Os modismos (e os perigos) do ensino tecnocêntrico

Por Paulo Blikstein

O Brasil precisa parar de focar em modismos educacionais tecnocêntricos e passageiros e pensar em projetos de longo prazo, com fundamentos pedagógicos consistentes que melhorem o ensino e a aprendizagem dos estudantes brasileiros.

Nos últimos anos, o sistema educacional brasileiro vem experimentando teorias com ares de inovação, como habilidades socioemocionais, metodologias ativas e mais recentemente o ensino híbrido. Nós não precisamos de novos nomes. Temos que usar o conhecimento que já existe e é comprovadamente eficaz.

Estes modismos se esgotam rapidamente e desorientam todo o sistema educacional. As escolas particulares ficam correndo atrás dessas supostas inovações como baratas tontas, construindo projetos curtos de vida curta.

E acabam contagiando as escolas públicas, que precisam ganhar espaço no sistema político para justificar que também fazem inovação. Isso prejudica a educação pública brasileira porque suga toda a energia e os recursos em projetos sem comprovação científica.

Um bom exemplo destes modismos travestidos de inovação é o chamado ensino híbrido. Ele é apenas uma expressão tecnocêntrica. Não é uma teoria educacional, nem uma teoria de aprendizagem. É apenas uma mistura de mídias, metade presencial metade online.

Pense no trabalho híbrido. Você vai para o escritório duas vezes por semana e fica em casa três vezes por semana. Isso não muda a natureza do trabalho, muda só o lugar onde você trabalha. Você vai continuar fazendo o mesmo trabalho.

No caso do ensino híbrido é a mesma coisa. É como colocar o carro na frente dos bois. Os sistemas educacionais focam em construir a infraestrutura tecnológica, o software, os sistemas de ensino online, ensinam a usar o zoom, mas esquecem o principal: ensinar e aprender.

Imagine uma aula de ciências híbrida.
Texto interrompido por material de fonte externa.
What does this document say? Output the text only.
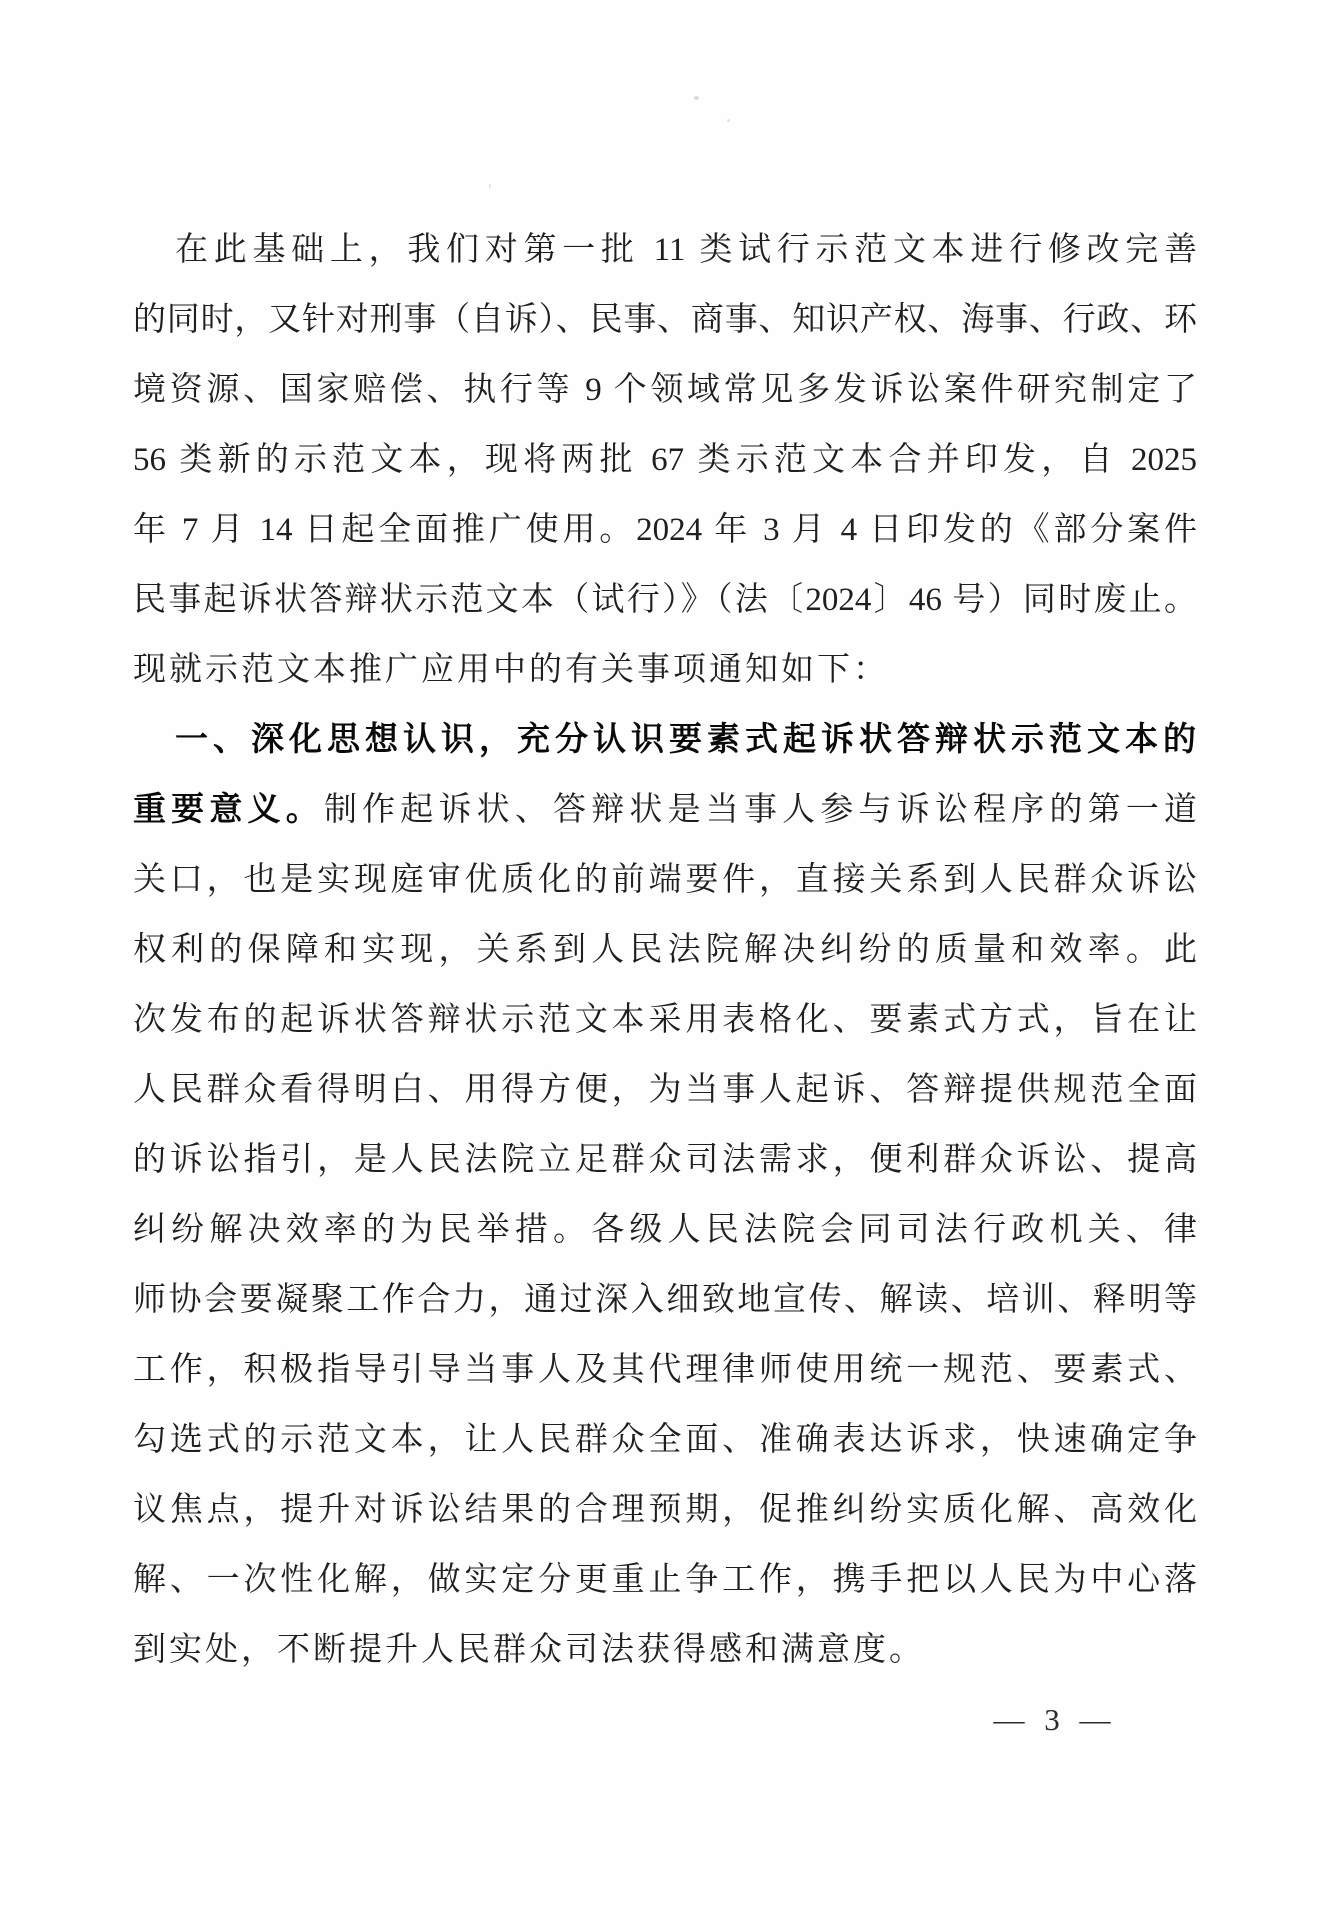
在此基础上，我们对第一批 11 类试行示范文本进行修改完善
的同时，又针对刑事（自诉）、民事、商事、知识产权、海事、行政、环
境资源、国家赔偿、执行等 9 个领域常见多发诉讼案件研究制定了
56 类新的示范文本，现将两批 67 类示范文本合并印发，自 2025
年 7 月 14 日起全面推广使用。2024 年 3 月 4 日印发的《部分案件
民事起诉状答辩状示范文本（试行）》（法〔2024〕46 号）同时废止。
现就示范文本推广应用中的有关事项通知如下：
一、深化思想认识，充分认识要素式起诉状答辩状示范文本的
重要意义。制作起诉状、答辩状是当事人参与诉讼程序的第一道
关口，也是实现庭审优质化的前端要件，直接关系到人民群众诉讼
权利的保障和实现，关系到人民法院解决纠纷的质量和效率。此
次发布的起诉状答辩状示范文本采用表格化、要素式方式，旨在让
人民群众看得明白、用得方便，为当事人起诉、答辩提供规范全面
的诉讼指引，是人民法院立足群众司法需求，便利群众诉讼、提高
纠纷解决效率的为民举措。各级人民法院会同司法行政机关、律
师协会要凝聚工作合力，通过深入细致地宣传、解读、培训、释明等
工作，积极指导引导当事人及其代理律师使用统一规范、要素式、
勾选式的示范文本，让人民群众全面、准确表达诉求，快速确定争
议焦点，提升对诉讼结果的合理预期，促推纠纷实质化解、高效化
解、一次性化解，做实定分更重止争工作，携手把以人民为中心落
到实处，不断提升人民群众司法获得感和满意度。
— 3 —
A escola constrói toda a infraestrutura tecnológica, mas ensina o mesmo conteúdo, o mesmo tipo de aula, a mesma avaliação e ninguém vai aprender mais e melhor. Os únicos beneficiários do ensino híbrido são as instituições que tem interesse em cortar custos e precarizar os professores.

Ao contrário do ensino construtivista, do ensino mão na massa, que exigem uma transformação de abordagem e de tecnologia, o ensino híbrido traz o risco de tornar permanente uma coisa que é emergencial, adotada apenas na pandemia. Não há comprovação científica de que ele melhora o aprendizado dos alunos. A educação brasileira precisa de mais ciências da aprendizagem e menos modismos tecnocêntricos.

Paulo Blikstein é Professor na Escola de Educação da Universidade de Columbia, EUA, e diretor do TLTL – Transformative Learning Tecnologies Lab na Columbia University. Blikstein é doutor em Ciências da Aprendizagem pela Northwestern University e mestre pelo MIT Media Lab. Na Universidade de Stanford, foi professor de 2008-2018 e é atualmente Senior Fellow no Centro Lemann. Sua pesquisa se concentra em como as novas tecnologias podem transformar profundamente o aprendizado de ciência, computação e engenharia, e se concentra nas aplicações da mineração de dados, IA e análise multimodal de dados de aprendizagem.